The clever title is not of our devising, worse luck. The words appear in a depressing account of the sad existence and effect of rap on black youth and the even sadder tolerance of decent society for this execrable art form.

I know. I know. The First Amendment and all . . . and we're helpless, helpless, I tell you, to do something "about" rap.

Perhaps Jesse Jackson, Andrew Young, and the ever execrable Albert Sharpton can let us know how the idolization of rappers by black youth is that kind of progress to which Mr. McWhorter refers below:
But we’re sorely lacking in imagination if in 2003—long after the civil rights revolution proved a success, at a time of vaulting opportunity for African Americans, when blacks find themselves at the top reaches of society and politics—we think that it signals progress when black kids rattle off violent, sexist, nihilistic, lyrics, like Russians reciting Pushkin.
As Mr. McWhorter says:
[H]ip-hop sends the message that blacks are . . . uncivilized.
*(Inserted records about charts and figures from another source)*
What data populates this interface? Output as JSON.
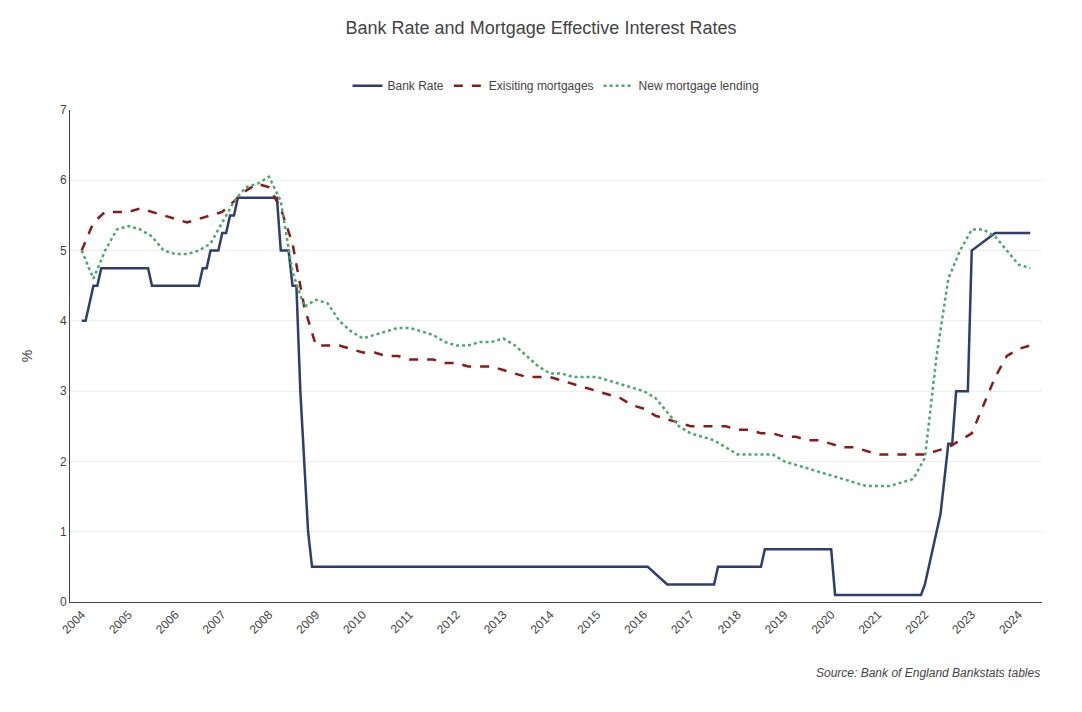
{
  "chart_data": {
    "type": "line",
    "title": "Bank Rate and Mortgage Effective Interest Rates",
    "ylabel": "%",
    "annotations": [
      "Source: Bank of England Bankstats tables"
    ],
    "xlim": [
      2003.75,
      2024.5
    ],
    "xticks": [
      2004,
      2005,
      2006,
      2007,
      2008,
      2009,
      2010,
      2011,
      2012,
      2013,
      2014,
      2015,
      2016,
      2017,
      2018,
      2019,
      2020,
      2021,
      2022,
      2023,
      2024
    ],
    "ylim": [
      0,
      7
    ],
    "yticks": [
      0,
      1,
      2,
      3,
      4,
      5,
      6,
      7
    ],
    "grid": true,
    "legend": "top",
    "series": [
      {
        "name": "Bank Rate",
        "color": "#2e3f6e",
        "line_style": "solid",
        "x": [
          2004.0,
          2004.083,
          2004.167,
          2004.25,
          2004.333,
          2004.417,
          2004.5,
          2004.583,
          2004.667,
          2004.75,
          2004.833,
          2004.917,
          2005.0,
          2005.083,
          2005.167,
          2005.25,
          2005.333,
          2005.417,
          2005.5,
          2005.583,
          2005.667,
          2005.75,
          2005.833,
          2005.917,
          2006.0,
          2006.083,
          2006.167,
          2006.25,
          2006.333,
          2006.417,
          2006.5,
          2006.583,
          2006.667,
          2006.75,
          2006.833,
          2006.917,
          2007.0,
          2007.083,
          2007.167,
          2007.25,
          2007.333,
          2007.417,
          2007.5,
          2007.583,
          2007.667,
          2007.75,
          2007.833,
          2007.917,
          2008.0,
          2008.083,
          2008.167,
          2008.25,
          2008.333,
          2008.417,
          2008.5,
          2008.583,
          2008.667,
          2008.75,
          2008.833,
          2008.917,
          2009.0,
          2009.083,
          2009.167,
          2009.25,
          2009.333,
          2009.417,
          2009.5,
          2009.583,
          2009.667,
          2009.75,
          2009.833,
          2009.917,
          2010.0,
          2010.5,
          2011.0,
          2011.5,
          2012.0,
          2012.5,
          2013.0,
          2013.5,
          2014.0,
          2014.5,
          2015.0,
          2015.5,
          2016.0,
          2016.083,
          2016.5,
          2016.583,
          2016.667,
          2016.75,
          2016.833,
          2016.917,
          2017.0,
          2017.5,
          2017.583,
          2017.667,
          2017.75,
          2017.833,
          2017.917,
          2018.0,
          2018.5,
          2018.583,
          2018.667,
          2018.75,
          2018.833,
          2018.917,
          2019.0,
          2019.5,
          2019.583,
          2019.667,
          2019.75,
          2019.833,
          2019.917,
          2020.0,
          2020.083,
          2020.167,
          2020.25,
          2020.5,
          2021.0,
          2021.5,
          2021.583,
          2021.667,
          2021.75,
          2021.833,
          2021.917,
          2022.0,
          2022.083,
          2022.167,
          2022.25,
          2022.333,
          2022.417,
          2022.5,
          2022.583,
          2022.667,
          2022.75,
          2022.833,
          2022.917,
          2023.0,
          2023.5,
          2024.0,
          2024.25
        ],
        "values": [
          4.0,
          4.0,
          4.25,
          4.5,
          4.5,
          4.75,
          4.75,
          4.75,
          4.75,
          4.75,
          4.75,
          4.75,
          4.75,
          4.75,
          4.75,
          4.75,
          4.75,
          4.75,
          4.5,
          4.5,
          4.5,
          4.5,
          4.5,
          4.5,
          4.5,
          4.5,
          4.5,
          4.5,
          4.5,
          4.5,
          4.5,
          4.75,
          4.75,
          5.0,
          5.0,
          5.0,
          5.25,
          5.25,
          5.5,
          5.5,
          5.75,
          5.75,
          5.75,
          5.75,
          5.75,
          5.75,
          5.75,
          5.75,
          5.75,
          5.75,
          5.75,
          5.0,
          5.0,
          5.0,
          4.5,
          4.5,
          3.0,
          2.0,
          1.0,
          0.5,
          0.5,
          0.5,
          0.5,
          0.5,
          0.5,
          0.5,
          0.5,
          0.5,
          0.5,
          0.5,
          0.5,
          0.5,
          0.5,
          0.5,
          0.5,
          0.5,
          0.5,
          0.5,
          0.5,
          0.5,
          0.5,
          0.5,
          0.5,
          0.5,
          0.5,
          0.5,
          0.25,
          0.25,
          0.25,
          0.25,
          0.25,
          0.25,
          0.25,
          0.25,
          0.5,
          0.5,
          0.5,
          0.5,
          0.5,
          0.5,
          0.5,
          0.75,
          0.75,
          0.75,
          0.75,
          0.75,
          0.75,
          0.75,
          0.75,
          0.75,
          0.75,
          0.75,
          0.75,
          0.75,
          0.1,
          0.1,
          0.1,
          0.1,
          0.1,
          0.1,
          0.1,
          0.1,
          0.1,
          0.1,
          0.1,
          0.25,
          0.5,
          0.75,
          1.0,
          1.25,
          1.75,
          2.25,
          2.25,
          3.0,
          3.0,
          3.0,
          3.0,
          5.0,
          5.25,
          5.25,
          5.25
        ]
      },
      {
        "name": "Exisiting mortgages",
        "color": "#8b1a1a",
        "line_style": "dashed",
        "x": [
          2004.0,
          2004.25,
          2004.5,
          2004.75,
          2005.0,
          2005.25,
          2005.5,
          2005.75,
          2006.0,
          2006.25,
          2006.5,
          2006.75,
          2007.0,
          2007.25,
          2007.5,
          2007.75,
          2008.0,
          2008.25,
          2008.5,
          2008.75,
          2009.0,
          2009.25,
          2009.5,
          2009.75,
          2010.0,
          2010.25,
          2010.5,
          2010.75,
          2011.0,
          2011.25,
          2011.5,
          2011.75,
          2012.0,
          2012.25,
          2012.5,
          2012.75,
          2013.0,
          2013.25,
          2013.5,
          2013.75,
          2014.0,
          2014.25,
          2014.5,
          2014.75,
          2015.0,
          2015.25,
          2015.5,
          2015.75,
          2016.0,
          2016.25,
          2016.5,
          2016.75,
          2017.0,
          2017.25,
          2017.5,
          2017.75,
          2018.0,
          2018.25,
          2018.5,
          2018.75,
          2019.0,
          2019.25,
          2019.5,
          2019.75,
          2020.0,
          2020.25,
          2020.5,
          2020.75,
          2021.0,
          2021.25,
          2021.5,
          2021.75,
          2022.0,
          2022.25,
          2022.5,
          2022.75,
          2023.0,
          2023.25,
          2023.5,
          2023.75,
          2024.0,
          2024.25
        ],
        "values": [
          5.0,
          5.4,
          5.55,
          5.55,
          5.55,
          5.6,
          5.55,
          5.5,
          5.45,
          5.4,
          5.45,
          5.5,
          5.55,
          5.7,
          5.85,
          5.95,
          5.9,
          5.6,
          5.1,
          4.2,
          3.65,
          3.65,
          3.65,
          3.6,
          3.55,
          3.55,
          3.5,
          3.5,
          3.45,
          3.45,
          3.45,
          3.4,
          3.4,
          3.35,
          3.35,
          3.35,
          3.3,
          3.25,
          3.2,
          3.2,
          3.2,
          3.15,
          3.1,
          3.05,
          3.0,
          2.95,
          2.9,
          2.8,
          2.75,
          2.65,
          2.6,
          2.55,
          2.5,
          2.5,
          2.5,
          2.5,
          2.45,
          2.45,
          2.4,
          2.4,
          2.35,
          2.35,
          2.3,
          2.3,
          2.25,
          2.2,
          2.2,
          2.15,
          2.1,
          2.1,
          2.1,
          2.1,
          2.1,
          2.15,
          2.2,
          2.3,
          2.4,
          2.8,
          3.2,
          3.5,
          3.6,
          3.65
        ]
      },
      {
        "name": "New mortgage lending",
        "color": "#4aaa6e",
        "line_style": "dotted",
        "x": [
          2004.0,
          2004.25,
          2004.5,
          2004.75,
          2005.0,
          2005.25,
          2005.5,
          2005.75,
          2006.0,
          2006.25,
          2006.5,
          2006.75,
          2007.0,
          2007.25,
          2007.5,
          2007.75,
          2008.0,
          2008.25,
          2008.5,
          2008.75,
          2009.0,
          2009.25,
          2009.5,
          2009.75,
          2010.0,
          2010.25,
          2010.5,
          2010.75,
          2011.0,
          2011.25,
          2011.5,
          2011.75,
          2012.0,
          2012.25,
          2012.5,
          2012.75,
          2013.0,
          2013.25,
          2013.5,
          2013.75,
          2014.0,
          2014.25,
          2014.5,
          2014.75,
          2015.0,
          2015.25,
          2015.5,
          2015.75,
          2016.0,
          2016.25,
          2016.5,
          2016.75,
          2017.0,
          2017.25,
          2017.5,
          2017.75,
          2018.0,
          2018.25,
          2018.5,
          2018.75,
          2019.0,
          2019.25,
          2019.5,
          2019.75,
          2020.0,
          2020.25,
          2020.5,
          2020.75,
          2021.0,
          2021.25,
          2021.5,
          2021.75,
          2022.0,
          2022.25,
          2022.5,
          2022.75,
          2023.0,
          2023.25,
          2023.5,
          2023.75,
          2024.0,
          2024.25
        ],
        "values": [
          5.0,
          4.6,
          5.0,
          5.3,
          5.35,
          5.3,
          5.2,
          5.0,
          4.95,
          4.95,
          5.0,
          5.1,
          5.4,
          5.7,
          5.9,
          5.95,
          6.05,
          5.7,
          4.7,
          4.2,
          4.3,
          4.25,
          4.0,
          3.85,
          3.75,
          3.8,
          3.85,
          3.9,
          3.9,
          3.85,
          3.8,
          3.7,
          3.65,
          3.65,
          3.7,
          3.7,
          3.75,
          3.65,
          3.5,
          3.35,
          3.25,
          3.25,
          3.2,
          3.2,
          3.2,
          3.15,
          3.1,
          3.05,
          3.0,
          2.9,
          2.7,
          2.5,
          2.4,
          2.35,
          2.3,
          2.2,
          2.1,
          2.1,
          2.1,
          2.1,
          2.0,
          1.95,
          1.9,
          1.85,
          1.8,
          1.75,
          1.7,
          1.65,
          1.65,
          1.65,
          1.7,
          1.75,
          2.05,
          3.5,
          4.6,
          5.0,
          5.3,
          5.3,
          5.2,
          5.0,
          4.8,
          4.75
        ]
      }
    ]
  }
}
I find it striking that the cry-racism crowd doesn’t condemn it.
It really is ironic that Don Imus -- whose total on-air objectionable remarks quite likely amount to less than .001% of all his on-air remarks -- is treated as though he were Beelzebubba his own sef when he makes what is easily understood to be an error in judgment. Yet there was no outcry, no sanctimony, no breast beating about racism when the rap pack made a beeline for the sewer . . . which they proceeded to inhabit and roll around in with the joy and abandon of a dog at the discovery of dead skunk.

Donning the mantle of stink.

Is that about it?

"How Hip-Hop Holds Blacks Back." By John H. McWhorter, City Journal, Summer 2003.